Penjemputan paksa dilakukan Saut tidak datang dalam dua kali panggilan penyidik Polres Jakarta Timur.

Saut mengatakan mesti tak memenuhi panggilan, dia sudah mewakilkannya pada pengacaranya, Iwan C. Pangka. 

“Tadi (polisinya) muncul, wah kaget sekali aku. Saya kan punya pengacara,” kata Saut. 

Saat Rappler berkunjung, sekitar 20 sastrawan hadir di rumah Saut dan memberikan dukungan moril. 

Saut dilaporkan oleh penyair Fatin Hamama karena dianggap mencela dia di media sosial Facebook. 

 

Antara Saut, Fatin dan Denny JA

Persoalan antara Saut dan Fatin dimulai dari terbitnya buku 33 Tokoh Sastra Indonesia Paling Berpengaruh yang diluncurkan di Pusat Dokumentasi Sastra HB Jassin pada 3 Januari 2014. 

Nama Denny Januar Ali, pemilik Lingkaran Survei Indonesia, disebut sebagai satu dari 33 tokoh sastra tersebut, disejajarkan dengan Chairil Anwar dan WS Rendra.

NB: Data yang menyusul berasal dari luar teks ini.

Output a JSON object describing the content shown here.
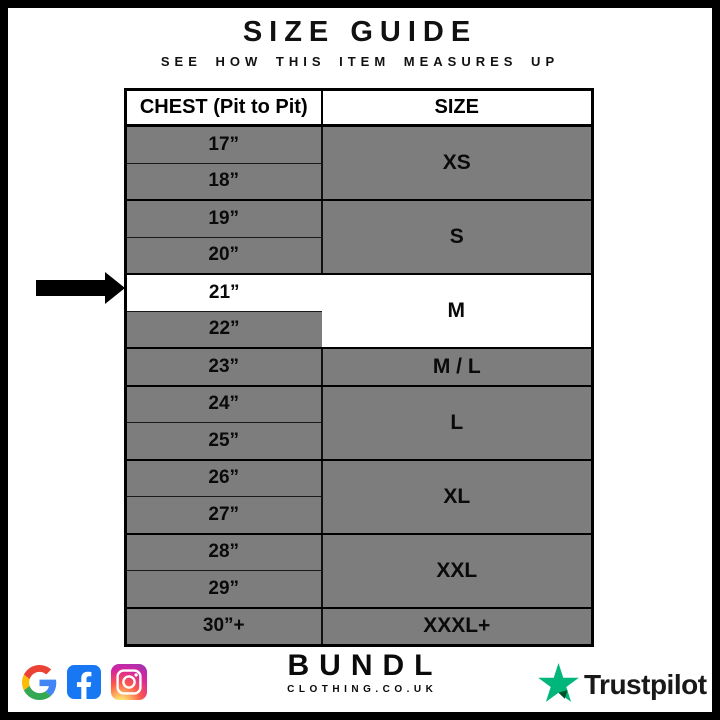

Denny dianggap berpengaruh karena memelopori genre puisi esai.  Ini mengundang kritikan dari kalangan sastrawan.  

Pembahasannya terdapat di laman grup Facebook Anti Pembodohan Buku 33 Tokoh Sastra Indonesia Paling Berpengaruh

Ratusan sastrawan dari berbagai kota menolak buku tersebut karena merasa ada “kepentingan” di balik penerbitan buku itu. Mereka juga membuat petisi di situs Change.org.

Polemik berlanjut ketika dosen Universitas Indonesia Maman S. Mahayana, salah seorang penyusun buku tersebut, menyatakan bahwa penerbitan buku tersebut dibiayai oleh Denny. Ia mundur dari Tim 8 yang menyusun buku itu, dan meminta lima esai yang ditulisnya di buku tersebut dicabut. 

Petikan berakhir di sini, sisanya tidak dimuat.